You could say that it makes sense that a movie with a 4.8/10 rating on IMDb doesn’t see a physical release, but in the heyday of physical video, store shelves were stacked not only with just the big-budget bangers but plenty of straight-to-DVD movies as well. Now those films exist to pad out streaming catalogs instead.

Fewer big box stores stock their shelves with physical discs

Blu-ray discs have disappeared from some stores entirely

Best Buy store front
Best Buy

The format’s demise is striking. I frequent my local Best Buy quite often and don’t see any movies on display. That’s because the retailer stopped selling movies in stores several years ago. Walmart still sells them, but the selection is a fraction of what you could find ten or twenty years ago. The audience has been reduced down to the shrinking number of people whose internet at home can’t handle streaming and those who might think of themselves as collectors.

If you venture onto Reddit and visit r/Blu-ray, you will find more threads about thrift store hauls and older collections than excitement over the latest new release. Don’t get me wrong — I, too, am very excited about seeing what gems I can snag for only a couple bucks, but this shows the challenge retailers face. Increasingly, only enthusiasts are prepared to drop over $20 on a disc.

I’m not buying discs to stick them in a player

Phone on a stand playing a Netflix video Credit: Bertel King / How-To Geek

The simple truth is that most people don’t want to buy physical media. Discs don’t fit in phones, and the drives are no longer available in most laptops. Even desktop PCs lack a place to put a disk. I recently built a PC for the first time in part to digitize my media library, and I rely on an external DVD drive connected via USB. Yes, DVD, not Blu-ray. A smaller file size combined with upscaling is easier on my hard drive.

Retro nostalgia hasn’t helped Blu-ray in the same way it has aided vinyl. This is in part because most people simply don’t care all that much about video quality. Most are streaming video on Netflix and YouTube at middling settings on small screens, and many of us are acclimated to mid-range phone speakers, compared to which even the subpar built-in speakers on modern TVs sound like a huge step-up. It’s hard to convince large numbers of people to purchase an expensive version of a movie in a format that requires thousands of dollars of home media equipment to truly appreciate.

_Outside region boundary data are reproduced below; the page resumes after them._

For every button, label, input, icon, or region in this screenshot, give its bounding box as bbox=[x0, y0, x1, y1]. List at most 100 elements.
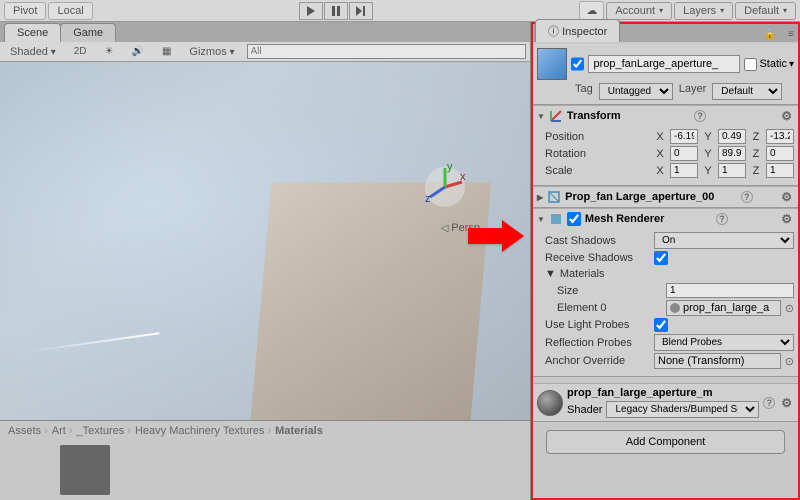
pivot-button[interactable]: Pivot bbox=[4, 2, 46, 20]
layers-dropdown[interactable]: Layers bbox=[674, 2, 733, 20]
meshrenderer-component: ▼ Mesh Renderer ? ⚙ Cast Shadows On bbox=[533, 208, 798, 377]
rotation-label: Rotation bbox=[545, 148, 650, 160]
rotation-x[interactable] bbox=[670, 146, 698, 161]
tag-label: Tag bbox=[575, 83, 593, 100]
tab-inspector[interactable]: ⓘ Inspector bbox=[535, 19, 620, 42]
light-probes-label: Use Light Probes bbox=[545, 319, 650, 331]
crumb-4[interactable]: Materials bbox=[275, 425, 323, 437]
light-probes-checkbox[interactable] bbox=[654, 318, 668, 332]
svg-text:z: z bbox=[425, 193, 431, 205]
mesh-icon bbox=[547, 190, 561, 204]
asset-thumbnail[interactable] bbox=[60, 445, 110, 495]
position-z[interactable] bbox=[766, 129, 794, 144]
material-header[interactable]: prop_fan_large_aperture_m Shader Legacy … bbox=[533, 384, 798, 421]
receive-shadows-label: Receive Shadows bbox=[545, 252, 650, 264]
crumb-0[interactable]: Assets bbox=[8, 425, 48, 437]
shader-select[interactable]: Legacy Shaders/Bumped Spe bbox=[606, 401, 759, 418]
play-button[interactable] bbox=[299, 2, 323, 20]
gear-icon[interactable]: ⚙ bbox=[779, 109, 794, 123]
gizmos-dropdown[interactable]: Gizmos ▾ bbox=[183, 44, 240, 60]
svg-text:x: x bbox=[460, 171, 466, 183]
gameobject-name-input[interactable] bbox=[588, 55, 740, 73]
material-component: prop_fan_large_aperture_m Shader Legacy … bbox=[533, 383, 798, 422]
tab-game[interactable]: Game bbox=[60, 23, 116, 42]
add-component-button[interactable]: Add Component bbox=[546, 430, 785, 454]
shading-dropdown[interactable]: Shaded ▾ bbox=[4, 44, 62, 60]
transform-component: ▼ Transform ? ⚙ Position X Y Z bbox=[533, 105, 798, 186]
crumb-1[interactable]: Art bbox=[52, 425, 73, 437]
step-button[interactable] bbox=[349, 2, 373, 20]
layer-label: Layer bbox=[679, 83, 707, 100]
object-picker-icon[interactable]: ⊙ bbox=[785, 302, 794, 315]
receive-shadows-checkbox[interactable] bbox=[654, 251, 668, 265]
tab-scene[interactable]: Scene bbox=[4, 23, 61, 42]
cloud-icon: ☁ bbox=[586, 5, 597, 17]
anchor-override-label: Anchor Override bbox=[545, 355, 650, 367]
orientation-gizmo[interactable]: x y z bbox=[420, 162, 470, 212]
meshrenderer-header[interactable]: ▼ Mesh Renderer ? ⚙ bbox=[533, 209, 798, 229]
pause-button[interactable] bbox=[324, 2, 348, 20]
rotation-y[interactable] bbox=[718, 146, 746, 161]
object-picker-icon[interactable]: ⊙ bbox=[785, 355, 794, 368]
pivot-label: Pivot bbox=[13, 5, 37, 17]
material-preview-icon bbox=[537, 390, 563, 416]
svg-text:y: y bbox=[447, 162, 453, 173]
cast-shadows-label: Cast Shadows bbox=[545, 235, 650, 247]
scale-z[interactable] bbox=[766, 163, 794, 178]
scene-search[interactable] bbox=[247, 44, 526, 59]
rotation-z[interactable] bbox=[766, 146, 794, 161]
tag-select[interactable]: Untagged bbox=[599, 83, 673, 100]
gameobject-header: Static ▾ Tag Untagged Layer Default bbox=[533, 44, 798, 105]
layer-select[interactable]: Default bbox=[712, 83, 782, 100]
materials-foldout[interactable]: ▼ Materials bbox=[545, 266, 794, 282]
active-checkbox[interactable] bbox=[571, 57, 584, 71]
element0-label: Element 0 bbox=[557, 302, 662, 314]
transform-icon bbox=[549, 109, 563, 123]
panel-menu-icon[interactable]: ≡ bbox=[782, 27, 800, 42]
scale-label: Scale bbox=[545, 165, 650, 177]
scene-tabs: Scene Game bbox=[0, 22, 530, 42]
position-x[interactable] bbox=[670, 129, 698, 144]
cast-shadows-select[interactable]: On bbox=[654, 232, 794, 249]
account-dropdown[interactable]: Account bbox=[606, 2, 672, 20]
transform-header[interactable]: ▼ Transform ? ⚙ bbox=[533, 106, 798, 126]
help-icon[interactable]: ? bbox=[763, 397, 775, 409]
meshfilter-header[interactable]: ▶ Prop_fan Large_aperture_00 ? ⚙ bbox=[533, 187, 798, 207]
gear-icon[interactable]: ⚙ bbox=[779, 396, 794, 410]
help-icon[interactable]: ? bbox=[741, 191, 753, 203]
crumb-2[interactable]: _Textures bbox=[77, 425, 131, 437]
gear-icon[interactable]: ⚙ bbox=[779, 212, 794, 226]
reflection-probes-select[interactable]: Blend Probes bbox=[654, 334, 794, 351]
scale-x[interactable] bbox=[670, 163, 698, 178]
scene-viewport[interactable]: x y z ◁ Persp bbox=[0, 62, 530, 420]
fx-icon[interactable]: ▦ bbox=[156, 44, 177, 59]
static-checkbox[interactable] bbox=[744, 58, 757, 71]
material-chip-icon bbox=[670, 303, 680, 313]
cloud-button[interactable]: ☁ bbox=[579, 1, 604, 20]
local-button[interactable]: Local bbox=[48, 2, 92, 20]
layout-dropdown[interactable]: Default bbox=[735, 2, 796, 20]
foldout-icon: ▼ bbox=[537, 112, 545, 121]
shader-label: Shader bbox=[567, 404, 602, 416]
gear-icon[interactable]: ⚙ bbox=[779, 190, 794, 204]
breadcrumb[interactable]: Assets Art _Textures Heavy Machinery Tex… bbox=[0, 421, 530, 441]
main-toolbar: Pivot Local ☁ Account Layers Default bbox=[0, 0, 800, 22]
2d-toggle[interactable]: 2D bbox=[68, 44, 93, 59]
scale-y[interactable] bbox=[718, 163, 746, 178]
renderer-enabled-checkbox[interactable] bbox=[567, 212, 581, 226]
play-controls bbox=[299, 2, 373, 20]
crumb-3[interactable]: Heavy Machinery Textures bbox=[135, 425, 271, 437]
meshfilter-component: ▶ Prop_fan Large_aperture_00 ? ⚙ bbox=[533, 186, 798, 208]
foldout-icon: ▶ bbox=[537, 193, 543, 202]
materials-size-input[interactable] bbox=[666, 283, 794, 298]
lighting-icon[interactable]: ☀ bbox=[99, 44, 120, 59]
audio-icon[interactable]: 🔊 bbox=[126, 44, 150, 59]
help-icon[interactable]: ? bbox=[694, 110, 706, 122]
position-y[interactable] bbox=[718, 129, 746, 144]
anchor-override-field[interactable]: None (Transform) bbox=[654, 353, 781, 369]
gameobject-icon[interactable] bbox=[537, 48, 567, 80]
scene-geometry bbox=[249, 182, 492, 420]
element0-field[interactable]: prop_fan_large_a bbox=[666, 300, 781, 316]
help-icon[interactable]: ? bbox=[716, 213, 728, 225]
lock-icon[interactable]: 🔒 bbox=[758, 27, 782, 42]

4K Ultra HD is in an even worse position

It’s been a decade, yet few people own these discs

The 4K Ultra HD Blu-ray format is an enhancement, rather than a replacement, of the Blu-ray discs that first appeared in 2006. Debuting in 2016, the 4K Ultra HD format supports the max resolution of a 4K TV.

4K TVs were still somewhat of a novelty ten years ago, but they’re cheap and commonplace today. Still, people aren’t demanding 4K-quality Blu-ray movies as a result. These discs are still less common than 1080p ones, which are themselves still outnumbered by DVDs.

This isn’t merely a matter of consumers preferring the cheaper option. Often, 4K simply isn’t a choice, or it’s one that arrives significantly later, like the Switch port of a PC title. Some recent films, like Exit 8, are slated to see a physical release over the summer yet will still be in 1080p when they do. Adoption of the newest format has been that slow.

The industry isn’t helping itself, either. 4K Ultra HD Blu-ray discs come with DRM and aren’t easy to play on a modern PC, further limiting potential growth. They do not want anyone pirating these super high-quality versions. When you consider that some of these 4K Blu-rays have an AI upscaling problem, you’re paying more for what may not even be the best version.​​​​​​​


Blu-ray is seeing fewer releases, is available in fewer places, and is less accessible in the ways many of us want to watch TV shows and movies in 2026. With our portable devices getting better and internet speeds getting faster, it’s hard to see physical video staging a turnaround, even if we’re still a long way off from it going away entirely.